Bitcoin investors need to hold for at least three years to avoid losses, according to new research showing that short-term trading carries a 47% probability of losing money.
Andre Dragosch, head of research at Bitwise Europe, analyzed Bitcoin price movements from mid-2010 to early 2026, according to Cointelegraph on Monday (local time). The analysis found that loss probability decreases significantly as holding periods lengthen.
The study revealed that holding Bitcoin for a minimum of three years reduces the probability of loss to 0.7%. For five-year holders, this drops to 0.2%, while the 10-year holding period showed no statistical instances of losses.
Short-term traders face substantially higher risks. Day traders recorded a 47.1% loss probability. One-week holders saw 44.7% loss probability, while one-month holders faced 43.2%. Even one-year holding periods carried a 24.3% loss probability. Investors holding for six months to one year recorded average losses of 35%, while those holding one to two years averaged 15% losses.
Bitcoin currently trades around $65,000, approximately 50% below its all-time high recorded in October last year.
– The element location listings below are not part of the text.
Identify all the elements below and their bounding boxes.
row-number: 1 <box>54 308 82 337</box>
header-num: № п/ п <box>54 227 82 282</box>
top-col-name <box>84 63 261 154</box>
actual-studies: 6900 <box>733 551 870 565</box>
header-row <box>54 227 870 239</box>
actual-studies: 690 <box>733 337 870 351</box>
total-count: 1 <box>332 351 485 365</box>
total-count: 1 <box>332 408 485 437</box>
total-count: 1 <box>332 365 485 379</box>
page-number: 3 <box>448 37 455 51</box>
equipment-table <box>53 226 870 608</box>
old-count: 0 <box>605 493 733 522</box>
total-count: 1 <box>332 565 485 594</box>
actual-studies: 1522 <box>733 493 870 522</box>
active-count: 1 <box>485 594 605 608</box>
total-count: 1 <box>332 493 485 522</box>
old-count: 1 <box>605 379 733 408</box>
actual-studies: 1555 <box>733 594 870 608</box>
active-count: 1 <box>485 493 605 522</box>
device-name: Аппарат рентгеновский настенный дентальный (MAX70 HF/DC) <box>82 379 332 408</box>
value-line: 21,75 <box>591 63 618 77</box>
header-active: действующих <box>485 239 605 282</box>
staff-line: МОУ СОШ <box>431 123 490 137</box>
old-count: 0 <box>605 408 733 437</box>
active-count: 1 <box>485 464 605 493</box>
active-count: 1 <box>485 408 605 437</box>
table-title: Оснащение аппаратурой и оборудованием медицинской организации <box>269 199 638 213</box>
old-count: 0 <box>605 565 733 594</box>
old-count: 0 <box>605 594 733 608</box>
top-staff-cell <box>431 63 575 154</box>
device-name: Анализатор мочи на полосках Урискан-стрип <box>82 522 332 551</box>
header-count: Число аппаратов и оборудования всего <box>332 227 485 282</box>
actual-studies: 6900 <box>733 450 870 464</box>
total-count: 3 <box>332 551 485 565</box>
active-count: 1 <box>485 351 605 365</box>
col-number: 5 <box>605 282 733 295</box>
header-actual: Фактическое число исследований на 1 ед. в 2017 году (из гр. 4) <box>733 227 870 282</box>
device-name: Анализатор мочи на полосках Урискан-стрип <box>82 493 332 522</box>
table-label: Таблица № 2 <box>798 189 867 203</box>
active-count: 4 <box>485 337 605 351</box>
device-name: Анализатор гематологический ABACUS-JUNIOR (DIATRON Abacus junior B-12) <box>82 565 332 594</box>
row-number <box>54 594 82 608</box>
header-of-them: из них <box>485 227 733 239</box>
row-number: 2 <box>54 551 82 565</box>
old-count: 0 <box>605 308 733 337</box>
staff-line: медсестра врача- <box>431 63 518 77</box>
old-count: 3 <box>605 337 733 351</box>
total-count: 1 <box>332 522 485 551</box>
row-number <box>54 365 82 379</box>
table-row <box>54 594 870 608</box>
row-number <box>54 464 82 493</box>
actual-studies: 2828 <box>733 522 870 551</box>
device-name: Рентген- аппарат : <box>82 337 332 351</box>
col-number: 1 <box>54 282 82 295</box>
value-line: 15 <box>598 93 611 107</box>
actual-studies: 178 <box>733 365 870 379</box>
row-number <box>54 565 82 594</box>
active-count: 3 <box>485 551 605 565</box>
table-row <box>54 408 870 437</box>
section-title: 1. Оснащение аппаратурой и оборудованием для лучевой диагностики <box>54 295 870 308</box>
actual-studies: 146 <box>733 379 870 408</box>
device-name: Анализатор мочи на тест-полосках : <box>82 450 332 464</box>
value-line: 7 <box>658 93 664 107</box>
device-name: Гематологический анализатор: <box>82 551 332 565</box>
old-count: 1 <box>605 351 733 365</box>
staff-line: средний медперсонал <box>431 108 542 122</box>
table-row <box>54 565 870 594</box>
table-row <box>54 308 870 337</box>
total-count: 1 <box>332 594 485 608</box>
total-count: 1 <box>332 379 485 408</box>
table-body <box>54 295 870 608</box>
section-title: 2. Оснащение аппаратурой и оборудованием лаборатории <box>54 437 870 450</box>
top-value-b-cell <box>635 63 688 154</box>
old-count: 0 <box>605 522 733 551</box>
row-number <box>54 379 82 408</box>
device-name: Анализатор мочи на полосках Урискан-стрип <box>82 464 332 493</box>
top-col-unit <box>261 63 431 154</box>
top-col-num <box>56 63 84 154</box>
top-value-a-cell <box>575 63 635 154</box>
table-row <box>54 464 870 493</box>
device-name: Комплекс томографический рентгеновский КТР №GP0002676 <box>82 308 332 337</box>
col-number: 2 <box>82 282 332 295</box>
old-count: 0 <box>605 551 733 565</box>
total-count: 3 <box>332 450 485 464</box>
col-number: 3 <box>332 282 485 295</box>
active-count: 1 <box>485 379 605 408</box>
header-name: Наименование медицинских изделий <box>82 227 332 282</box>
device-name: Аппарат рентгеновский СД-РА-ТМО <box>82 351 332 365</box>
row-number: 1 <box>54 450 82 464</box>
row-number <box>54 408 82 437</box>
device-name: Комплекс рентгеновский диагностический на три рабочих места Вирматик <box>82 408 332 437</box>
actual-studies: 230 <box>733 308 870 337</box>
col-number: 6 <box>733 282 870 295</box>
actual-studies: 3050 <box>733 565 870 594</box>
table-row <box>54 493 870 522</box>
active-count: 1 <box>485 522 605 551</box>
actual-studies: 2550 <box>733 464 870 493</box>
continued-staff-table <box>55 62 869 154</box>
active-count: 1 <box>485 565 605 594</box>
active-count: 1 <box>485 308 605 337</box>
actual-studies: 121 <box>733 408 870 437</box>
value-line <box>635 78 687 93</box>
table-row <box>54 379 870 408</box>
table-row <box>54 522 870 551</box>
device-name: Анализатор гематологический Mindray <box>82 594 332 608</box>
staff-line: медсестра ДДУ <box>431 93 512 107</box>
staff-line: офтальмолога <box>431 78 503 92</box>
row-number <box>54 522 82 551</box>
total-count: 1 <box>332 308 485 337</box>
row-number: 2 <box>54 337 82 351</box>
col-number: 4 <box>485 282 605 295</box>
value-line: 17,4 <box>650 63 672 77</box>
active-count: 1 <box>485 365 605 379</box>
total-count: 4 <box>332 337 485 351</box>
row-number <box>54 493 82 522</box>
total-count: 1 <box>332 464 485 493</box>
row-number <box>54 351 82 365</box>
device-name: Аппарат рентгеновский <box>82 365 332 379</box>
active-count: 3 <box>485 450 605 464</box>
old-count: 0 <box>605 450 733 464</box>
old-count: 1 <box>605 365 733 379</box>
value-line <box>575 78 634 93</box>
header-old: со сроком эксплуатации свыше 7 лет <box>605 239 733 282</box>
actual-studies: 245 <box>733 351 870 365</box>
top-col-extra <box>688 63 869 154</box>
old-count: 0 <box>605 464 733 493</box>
However, given that the average price three to five years ago was approximately $34,780, investors who purchased during that period and held for over three years likely remain profitable despite recent declines.
Market outlook remains divided. Global brokerage Bernstein projected Bitcoin could reach $150,000 by 2026. Standard Chartered forecasted a recovery to $100,000 by year-end. Investment analyst Timothy Peterson suggested a potential breakthrough to $122,000 by early next year. Some analysts warn that prolonged macroeconomic uncertainty could push prices down to $30,000.
The key variable is time. The analysis underscores that susceptibility to short-term volatility increases loss probability, while longer holding periods statistically reduce it. However, as this probability analysis is based on historical data, results may vary depending on future market conditions.